La loi CO2 rembarrée

Suisse • Alors que l’UDC soutiendrait un référendum contre la révision de la loi CO2, la Grève du climat Vaud et Extinction Rebellion dénoncent une loi «insuffisante, inefficace et punitive pour les personnes précaires».

Le 10 juin, le Conseil national a accepté la révision de la loi CO2, qui se veut un programme pour la réduction des gaz à effets de serre en Suisse. Parmi les mesures envisagées, on trouve une taxe sur les billets d’avion, une taxe de 10-12 centimes sur l’essence, en cas d’importation excessive de voitures émettant plus de 95 grammes de CO2 par km, une majoration de la taxe sur le mazout. Actuellement plafonnée à 120 francs par tonne de CO2, elle sera relevée jusqu’à 210 francs.

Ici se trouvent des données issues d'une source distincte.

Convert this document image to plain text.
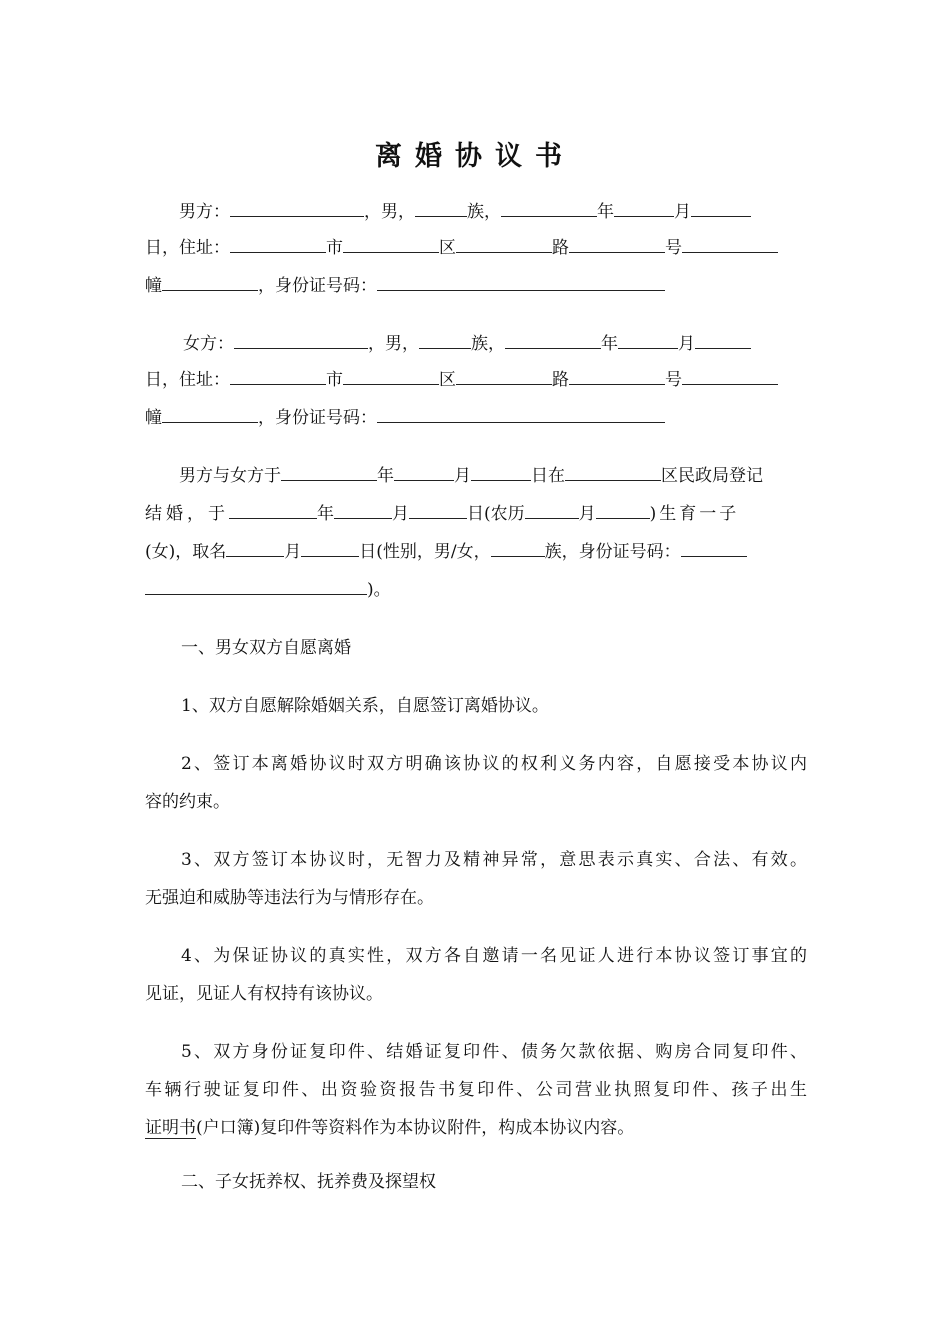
离婚协议书
男方：	，男，	族，	年	月
日，住址：	市	区	路	号
幢	，身份证号码：
女方：	，男，	族，	年	月
日，住址：	市	区	路	号
幢	，身份证号码：
男方与女方于	年	月	日在	区民政局登记
结婚，于	年	月	日(农历	月	)生育一子
(女)，取名	月	日(性别，男/女，	族，身份证号码：
)。
一、男女双方自愿离婚
1、双方自愿解除婚姻关系，自愿签订离婚协议。
2、签订本离婚协议时双方明确该协议的权利义务内容，自愿接受本协议内
容的约束。
3、双方签订本协议时，无智力及精神异常，意思表示真实、合法、有效。
无强迫和威胁等违法行为与情形存在。
4、为保证协议的真实性，双方各自邀请一名见证人进行本协议签订事宜的
见证，见证人有权持有该协议。
5、双方身份证复印件、结婚证复印件、债务欠款依据、购房合同复印件、
车辆行驶证复印件、出资验资报告书复印件、公司营业执照复印件、孩子出生
证明书(户口簿)复印件等资料作为本协议附件，构成本协议内容。
二、子女抚养权、抚养费及探望权
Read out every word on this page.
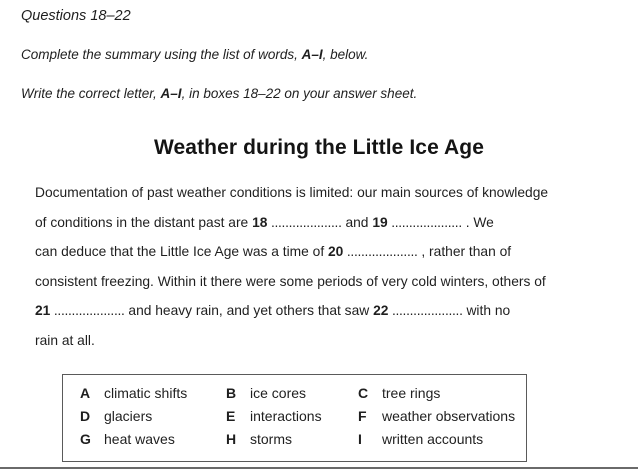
Questions 18–22
Complete the summary using the list of words, A–I, below.
Write the correct letter, A–I, in boxes 18–22 on your answer sheet.
Weather during the Little Ice Age
Documentation of past weather conditions is limited: our main sources of knowledge
of conditions in the distant past are 18 .................... and 19 .................... . We
can deduce that the Little Ice Age was a time of 20 .................... , rather than of
consistent freezing. Within it there were some periods of very cold winters, others of
21 .................... and heavy rain, and yet others that saw 22 .................... with no
rain at all.
A climatic shifts	B ice cores	C tree rings
D glaciers	E interactions	F weather observations
G heat waves	H storms	I written accounts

Ce plan ne satisfait pas la Grève du climat Vaud qui rappelle que «la place financière suisse, 22 fois plus polluante que la population, reste impunie». «Le chauffage des bâtiments est sous le coup des projecteurs, mais ce sont les gérances qui se frottent les mains, puisque rien n’est prévu pour protéger les locataires d’une hausse de loyer. Les grandes entreprises et multinationales également s’en sortent avec les honneurs: aucune mesure contraignante spécifique n’est stipulée pour faire contribuer à l’effort climatique les institutions activement actrices de la destruction des écosystèmes. Que les marchés financiers dérégulés se rassurent, les émissions grises ne sont pas non plus ciblées. Les délocalisations pourront donc se poursuivre, puisqu’aucune mesure spéciale quant à l’importation n’est pré- vue, au grand dam des producteur.ice.s suisses», relève le groupe militant.

«L’objectif annoncé est une réduction de 37.5% des émissions en Suisse et 12.5% à l’étranger. C’est en soi déjà insuffisant pour rester sous les +2ºC et respecter les Accords de Paris. De plus, rien ne laisse imaginer que les
mesures prises y parviennent», pourfend encore la Grève du climat Vaud.

Dénonçant le manque d’ambition de la révision, elle en appelle à des changements sociétaux profonds et à d’importantes transformations de nos modes de production, consommation et répartition des richesses. Refusant le choix binaire entre défendre la loi ou suivre le référendum des lobbies (Économiesuisse, l’Association des transporteurs routiers…) et de l’UDC climato-négationniste, l’association a décidé de lancer dès l’été une campagne en défaveur de l’actuelle révision de la loi sur le CO2.

Actions et assemblées citoyennes

«Cette nouvelle loi n’est absolument pas à la hauteur des enjeux de ce que la science nous dit. Une fois encore on cherche à faire de l’individu le grand responsable du problème écologique en le taxant. Alors que les ménages et les entreprises de Suisse émettent chaque année près de 50 millions de tonnes de CO2, la place financière est responsable de l’émission annuelle d’environ 1100 millions de tonnes de CO2 à travers ses investissements dans les énergies fossiles. Des banques, aucune trace dans cette loi», corrobore sur Facebook le groupe Extinction Rebellion Lausanne.

A travers des actions, comme celle organisée le 20 juin à Zurich avec le blocage du Quaibrücke et les assemblées citoyennes, le collectif continuera à exiger une action politique immédiate pour enrayer la crise du climat et de la biodiversité.